The ‘hot’ topic at this year’s ITB Berlin had to be climate change, even Messe Berlin COO Dr Christian Gِke said as much when summing up the successes of the event.
At assorted press conferences, industry stakeholders declared their ‘green’ credentials as they embraced the issue and discussed its impact on the industry.
In a press release on climate change issued on the first day of the event, the ITB said: “In parts of the world, there will be more powerful and more frequent typhoons and cyclones, coral reefs will be destroyed and some low-lying islands – such as the Maldives – could simply disappear.”
Predictions by the Intergovernmental Panel on Climate Change point out that there is a ‘probable’ chance of sea levels rising by 59cm each century for the next 200 years.
Francesco Frangialli, UNWTO Secretary General, speaking at ITB Future Day said tourism was both ‘a victim and a vector of climate change.’
The three main concerns for the industry, he said, were a retreat of glaciers and lack of snow, which affects the skiing industry, the destruction of ecosystems of small islands and the effect of climate change on fresh water supplies.

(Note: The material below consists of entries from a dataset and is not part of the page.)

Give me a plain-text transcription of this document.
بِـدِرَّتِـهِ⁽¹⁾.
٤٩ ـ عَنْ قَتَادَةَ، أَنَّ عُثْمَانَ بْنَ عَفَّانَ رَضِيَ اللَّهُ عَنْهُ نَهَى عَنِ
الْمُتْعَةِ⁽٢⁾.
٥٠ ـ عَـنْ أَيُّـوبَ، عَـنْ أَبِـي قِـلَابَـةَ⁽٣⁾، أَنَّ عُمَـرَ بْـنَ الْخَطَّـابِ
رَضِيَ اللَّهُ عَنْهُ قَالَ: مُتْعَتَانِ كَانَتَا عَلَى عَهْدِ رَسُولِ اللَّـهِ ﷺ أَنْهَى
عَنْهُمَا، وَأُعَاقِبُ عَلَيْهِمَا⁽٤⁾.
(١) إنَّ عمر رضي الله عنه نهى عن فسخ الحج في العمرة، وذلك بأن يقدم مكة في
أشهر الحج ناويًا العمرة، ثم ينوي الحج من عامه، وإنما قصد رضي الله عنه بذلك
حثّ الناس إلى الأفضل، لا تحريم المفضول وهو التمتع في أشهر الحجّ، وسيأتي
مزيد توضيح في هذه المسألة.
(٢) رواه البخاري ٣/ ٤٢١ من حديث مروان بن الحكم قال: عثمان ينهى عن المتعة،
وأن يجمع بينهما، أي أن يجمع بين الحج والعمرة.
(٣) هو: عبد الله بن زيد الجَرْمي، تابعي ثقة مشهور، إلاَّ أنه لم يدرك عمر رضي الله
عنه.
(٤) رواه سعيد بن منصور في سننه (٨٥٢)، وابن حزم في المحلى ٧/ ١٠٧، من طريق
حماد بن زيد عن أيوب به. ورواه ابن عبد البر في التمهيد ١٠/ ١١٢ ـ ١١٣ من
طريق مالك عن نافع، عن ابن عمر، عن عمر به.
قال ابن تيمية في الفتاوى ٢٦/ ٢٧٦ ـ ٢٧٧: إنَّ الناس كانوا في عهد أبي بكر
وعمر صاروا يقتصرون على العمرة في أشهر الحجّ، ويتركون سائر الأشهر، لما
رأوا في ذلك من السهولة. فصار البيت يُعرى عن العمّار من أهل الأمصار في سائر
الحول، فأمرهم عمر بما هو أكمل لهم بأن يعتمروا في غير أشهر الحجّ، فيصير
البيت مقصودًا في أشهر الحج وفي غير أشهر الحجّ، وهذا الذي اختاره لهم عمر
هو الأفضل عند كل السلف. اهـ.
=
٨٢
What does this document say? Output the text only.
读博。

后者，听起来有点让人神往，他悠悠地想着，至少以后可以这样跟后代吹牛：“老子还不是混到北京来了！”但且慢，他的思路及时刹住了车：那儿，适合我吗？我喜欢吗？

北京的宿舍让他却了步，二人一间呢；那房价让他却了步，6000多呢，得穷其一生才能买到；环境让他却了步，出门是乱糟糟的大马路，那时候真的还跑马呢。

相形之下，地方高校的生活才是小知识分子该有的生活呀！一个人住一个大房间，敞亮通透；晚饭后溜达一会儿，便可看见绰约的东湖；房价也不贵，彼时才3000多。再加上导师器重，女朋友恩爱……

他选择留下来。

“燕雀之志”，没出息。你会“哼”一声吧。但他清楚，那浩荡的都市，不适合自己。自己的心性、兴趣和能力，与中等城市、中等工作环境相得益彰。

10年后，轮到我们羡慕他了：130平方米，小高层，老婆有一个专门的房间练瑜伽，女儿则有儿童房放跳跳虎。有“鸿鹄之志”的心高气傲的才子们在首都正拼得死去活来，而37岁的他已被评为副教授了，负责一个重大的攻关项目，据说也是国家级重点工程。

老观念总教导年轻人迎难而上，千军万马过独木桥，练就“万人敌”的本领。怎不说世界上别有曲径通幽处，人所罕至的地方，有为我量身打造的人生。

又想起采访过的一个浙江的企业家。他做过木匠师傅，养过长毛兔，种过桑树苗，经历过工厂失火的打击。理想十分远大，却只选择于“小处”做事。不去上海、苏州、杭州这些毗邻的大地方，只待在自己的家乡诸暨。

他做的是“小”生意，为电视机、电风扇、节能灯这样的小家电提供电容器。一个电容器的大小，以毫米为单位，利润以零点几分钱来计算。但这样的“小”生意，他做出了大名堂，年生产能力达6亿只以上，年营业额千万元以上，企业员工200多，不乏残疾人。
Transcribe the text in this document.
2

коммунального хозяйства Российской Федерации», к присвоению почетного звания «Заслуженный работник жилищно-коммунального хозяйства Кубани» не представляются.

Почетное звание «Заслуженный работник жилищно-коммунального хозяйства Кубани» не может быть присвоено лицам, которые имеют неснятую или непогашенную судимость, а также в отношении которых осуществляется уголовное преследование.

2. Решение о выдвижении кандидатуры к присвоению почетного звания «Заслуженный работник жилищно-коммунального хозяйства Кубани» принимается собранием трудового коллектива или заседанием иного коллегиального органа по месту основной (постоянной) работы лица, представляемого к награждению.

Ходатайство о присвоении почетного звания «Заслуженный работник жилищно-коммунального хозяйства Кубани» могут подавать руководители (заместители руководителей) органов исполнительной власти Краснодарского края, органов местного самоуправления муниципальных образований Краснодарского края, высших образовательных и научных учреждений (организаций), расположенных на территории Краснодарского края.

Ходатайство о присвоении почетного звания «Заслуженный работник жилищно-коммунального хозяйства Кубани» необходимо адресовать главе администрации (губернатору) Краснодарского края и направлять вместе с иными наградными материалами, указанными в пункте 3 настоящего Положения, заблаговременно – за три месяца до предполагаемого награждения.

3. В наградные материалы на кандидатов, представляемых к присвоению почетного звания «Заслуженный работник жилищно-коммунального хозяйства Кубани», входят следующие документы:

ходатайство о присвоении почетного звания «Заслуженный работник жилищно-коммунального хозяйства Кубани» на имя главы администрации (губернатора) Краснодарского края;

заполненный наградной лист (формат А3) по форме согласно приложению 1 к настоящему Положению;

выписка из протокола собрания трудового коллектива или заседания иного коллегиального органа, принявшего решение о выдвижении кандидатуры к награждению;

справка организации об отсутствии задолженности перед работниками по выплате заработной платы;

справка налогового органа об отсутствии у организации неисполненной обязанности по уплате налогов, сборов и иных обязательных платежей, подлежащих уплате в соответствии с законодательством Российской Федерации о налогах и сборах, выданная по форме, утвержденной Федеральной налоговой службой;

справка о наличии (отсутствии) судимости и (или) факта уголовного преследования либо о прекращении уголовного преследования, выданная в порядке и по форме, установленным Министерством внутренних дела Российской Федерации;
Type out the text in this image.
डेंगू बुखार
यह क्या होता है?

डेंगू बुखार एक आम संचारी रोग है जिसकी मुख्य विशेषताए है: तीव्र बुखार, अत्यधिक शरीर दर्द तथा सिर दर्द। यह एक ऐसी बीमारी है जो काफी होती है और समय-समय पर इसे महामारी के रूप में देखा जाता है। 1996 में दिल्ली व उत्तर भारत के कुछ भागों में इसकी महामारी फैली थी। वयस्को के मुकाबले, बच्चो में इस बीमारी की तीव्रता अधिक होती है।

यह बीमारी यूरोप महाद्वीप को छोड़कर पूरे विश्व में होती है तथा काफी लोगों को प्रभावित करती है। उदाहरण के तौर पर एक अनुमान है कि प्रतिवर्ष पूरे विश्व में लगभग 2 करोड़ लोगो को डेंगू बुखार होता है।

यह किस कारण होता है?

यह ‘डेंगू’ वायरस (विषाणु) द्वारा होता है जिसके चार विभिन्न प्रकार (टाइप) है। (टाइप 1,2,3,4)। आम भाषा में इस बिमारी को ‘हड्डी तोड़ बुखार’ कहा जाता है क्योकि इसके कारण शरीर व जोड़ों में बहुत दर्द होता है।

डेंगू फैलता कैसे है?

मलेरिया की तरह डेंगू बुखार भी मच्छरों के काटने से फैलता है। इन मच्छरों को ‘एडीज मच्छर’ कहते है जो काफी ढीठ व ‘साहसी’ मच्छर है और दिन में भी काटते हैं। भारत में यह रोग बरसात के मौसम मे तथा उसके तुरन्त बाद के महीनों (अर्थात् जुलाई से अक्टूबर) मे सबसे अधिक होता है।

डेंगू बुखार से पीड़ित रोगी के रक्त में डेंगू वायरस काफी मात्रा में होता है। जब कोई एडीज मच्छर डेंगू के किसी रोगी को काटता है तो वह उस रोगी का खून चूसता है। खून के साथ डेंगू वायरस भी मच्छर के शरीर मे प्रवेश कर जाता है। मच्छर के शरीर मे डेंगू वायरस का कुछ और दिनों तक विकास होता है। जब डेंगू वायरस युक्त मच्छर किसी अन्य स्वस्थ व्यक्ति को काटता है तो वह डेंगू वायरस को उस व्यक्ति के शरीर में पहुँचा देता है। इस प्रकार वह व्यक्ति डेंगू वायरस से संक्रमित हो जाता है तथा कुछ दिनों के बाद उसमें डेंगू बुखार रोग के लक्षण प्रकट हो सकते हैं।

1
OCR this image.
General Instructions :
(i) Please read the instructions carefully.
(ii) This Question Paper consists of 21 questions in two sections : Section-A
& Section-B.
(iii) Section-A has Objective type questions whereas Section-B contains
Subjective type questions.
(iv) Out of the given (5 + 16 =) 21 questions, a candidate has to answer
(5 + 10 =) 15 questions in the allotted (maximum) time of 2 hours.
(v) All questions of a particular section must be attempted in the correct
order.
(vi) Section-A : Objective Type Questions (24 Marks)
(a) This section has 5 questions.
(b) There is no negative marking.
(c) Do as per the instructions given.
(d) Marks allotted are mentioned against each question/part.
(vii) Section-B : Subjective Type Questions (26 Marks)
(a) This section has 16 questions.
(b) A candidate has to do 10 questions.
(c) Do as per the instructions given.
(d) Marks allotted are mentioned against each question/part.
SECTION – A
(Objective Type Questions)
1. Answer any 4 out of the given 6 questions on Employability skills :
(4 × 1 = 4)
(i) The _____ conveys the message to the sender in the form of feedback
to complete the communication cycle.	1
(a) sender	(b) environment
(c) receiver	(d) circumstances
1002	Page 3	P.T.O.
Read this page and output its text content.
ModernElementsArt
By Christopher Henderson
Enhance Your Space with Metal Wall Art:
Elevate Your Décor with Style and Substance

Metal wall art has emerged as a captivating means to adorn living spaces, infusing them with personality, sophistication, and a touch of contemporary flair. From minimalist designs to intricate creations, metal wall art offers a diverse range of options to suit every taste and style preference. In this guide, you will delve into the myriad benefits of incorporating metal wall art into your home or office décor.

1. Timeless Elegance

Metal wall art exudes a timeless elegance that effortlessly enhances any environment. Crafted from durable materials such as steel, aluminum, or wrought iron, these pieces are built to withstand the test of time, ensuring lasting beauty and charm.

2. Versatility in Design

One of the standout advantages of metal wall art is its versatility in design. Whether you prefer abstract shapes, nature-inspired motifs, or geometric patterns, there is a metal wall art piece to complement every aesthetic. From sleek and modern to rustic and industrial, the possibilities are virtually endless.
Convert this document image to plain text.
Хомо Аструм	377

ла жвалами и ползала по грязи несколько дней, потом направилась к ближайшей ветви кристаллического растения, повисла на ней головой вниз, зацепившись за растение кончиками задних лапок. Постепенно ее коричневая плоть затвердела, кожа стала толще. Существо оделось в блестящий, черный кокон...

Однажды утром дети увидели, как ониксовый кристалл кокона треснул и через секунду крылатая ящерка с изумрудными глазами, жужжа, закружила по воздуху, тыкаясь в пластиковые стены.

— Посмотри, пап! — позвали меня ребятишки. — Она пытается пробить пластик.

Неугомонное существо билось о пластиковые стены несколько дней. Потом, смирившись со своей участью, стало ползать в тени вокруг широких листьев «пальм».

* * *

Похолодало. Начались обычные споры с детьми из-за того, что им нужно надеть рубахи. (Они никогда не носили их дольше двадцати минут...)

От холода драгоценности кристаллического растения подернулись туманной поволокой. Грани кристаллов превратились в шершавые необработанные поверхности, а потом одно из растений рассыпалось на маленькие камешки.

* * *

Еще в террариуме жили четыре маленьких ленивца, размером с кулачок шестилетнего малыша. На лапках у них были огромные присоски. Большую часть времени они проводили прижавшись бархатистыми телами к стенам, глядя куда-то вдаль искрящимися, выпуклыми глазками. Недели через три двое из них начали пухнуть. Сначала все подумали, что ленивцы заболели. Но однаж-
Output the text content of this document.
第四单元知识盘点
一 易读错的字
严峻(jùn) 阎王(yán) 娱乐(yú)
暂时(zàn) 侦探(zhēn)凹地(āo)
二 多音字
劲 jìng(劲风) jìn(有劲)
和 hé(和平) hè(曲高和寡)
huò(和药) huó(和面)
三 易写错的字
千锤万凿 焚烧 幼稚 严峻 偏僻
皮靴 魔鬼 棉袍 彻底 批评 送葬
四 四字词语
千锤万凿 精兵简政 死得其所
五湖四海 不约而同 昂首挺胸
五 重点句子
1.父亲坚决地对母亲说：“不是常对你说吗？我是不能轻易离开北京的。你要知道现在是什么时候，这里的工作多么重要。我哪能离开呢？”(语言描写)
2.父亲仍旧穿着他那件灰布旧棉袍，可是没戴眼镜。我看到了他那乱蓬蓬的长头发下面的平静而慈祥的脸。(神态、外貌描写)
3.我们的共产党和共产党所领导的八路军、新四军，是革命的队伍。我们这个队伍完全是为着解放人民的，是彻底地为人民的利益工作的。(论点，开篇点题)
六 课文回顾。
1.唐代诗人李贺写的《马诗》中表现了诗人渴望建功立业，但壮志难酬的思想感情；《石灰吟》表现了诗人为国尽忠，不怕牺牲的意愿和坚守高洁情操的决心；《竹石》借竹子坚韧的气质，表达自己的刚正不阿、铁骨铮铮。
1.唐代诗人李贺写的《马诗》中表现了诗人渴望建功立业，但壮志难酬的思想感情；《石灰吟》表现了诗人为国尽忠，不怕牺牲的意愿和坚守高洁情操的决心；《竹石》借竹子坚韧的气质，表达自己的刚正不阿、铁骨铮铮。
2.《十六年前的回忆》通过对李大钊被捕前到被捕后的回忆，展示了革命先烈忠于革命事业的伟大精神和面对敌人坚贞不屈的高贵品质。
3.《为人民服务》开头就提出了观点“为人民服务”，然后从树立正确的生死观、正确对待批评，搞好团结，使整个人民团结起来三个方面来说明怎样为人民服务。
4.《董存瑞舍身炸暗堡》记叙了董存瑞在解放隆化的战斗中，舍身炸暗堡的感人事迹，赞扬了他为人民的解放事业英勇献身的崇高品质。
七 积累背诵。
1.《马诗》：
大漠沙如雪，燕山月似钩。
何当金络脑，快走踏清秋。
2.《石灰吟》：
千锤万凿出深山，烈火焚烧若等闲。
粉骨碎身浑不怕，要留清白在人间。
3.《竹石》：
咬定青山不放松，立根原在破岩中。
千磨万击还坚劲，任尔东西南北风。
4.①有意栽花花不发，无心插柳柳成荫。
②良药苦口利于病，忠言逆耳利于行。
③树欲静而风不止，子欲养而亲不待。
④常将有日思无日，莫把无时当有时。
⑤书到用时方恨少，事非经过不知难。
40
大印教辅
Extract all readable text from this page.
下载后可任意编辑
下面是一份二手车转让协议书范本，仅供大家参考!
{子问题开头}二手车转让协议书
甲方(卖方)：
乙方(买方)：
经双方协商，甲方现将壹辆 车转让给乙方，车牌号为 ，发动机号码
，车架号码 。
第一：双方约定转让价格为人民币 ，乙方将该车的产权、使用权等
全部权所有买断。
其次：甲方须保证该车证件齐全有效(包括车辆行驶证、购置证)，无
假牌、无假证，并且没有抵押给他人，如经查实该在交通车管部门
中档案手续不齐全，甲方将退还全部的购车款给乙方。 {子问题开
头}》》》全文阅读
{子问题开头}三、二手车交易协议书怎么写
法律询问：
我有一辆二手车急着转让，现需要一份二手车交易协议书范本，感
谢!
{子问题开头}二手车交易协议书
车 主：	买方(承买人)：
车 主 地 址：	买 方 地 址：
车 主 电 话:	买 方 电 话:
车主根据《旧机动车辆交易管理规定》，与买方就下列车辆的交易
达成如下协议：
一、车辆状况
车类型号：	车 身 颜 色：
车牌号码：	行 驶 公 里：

Frangialli said the problem of climate change can not simply be solved by reducing flights, pointing out that tourism contributes to poverty elimination and brings roughly $200 billion to the developing world each year. These are interdependent, he said, and must be dealt with holistically.
Later this year, the UNWTO will produce a detailed analysis of tourism’s standalone impact on climate change.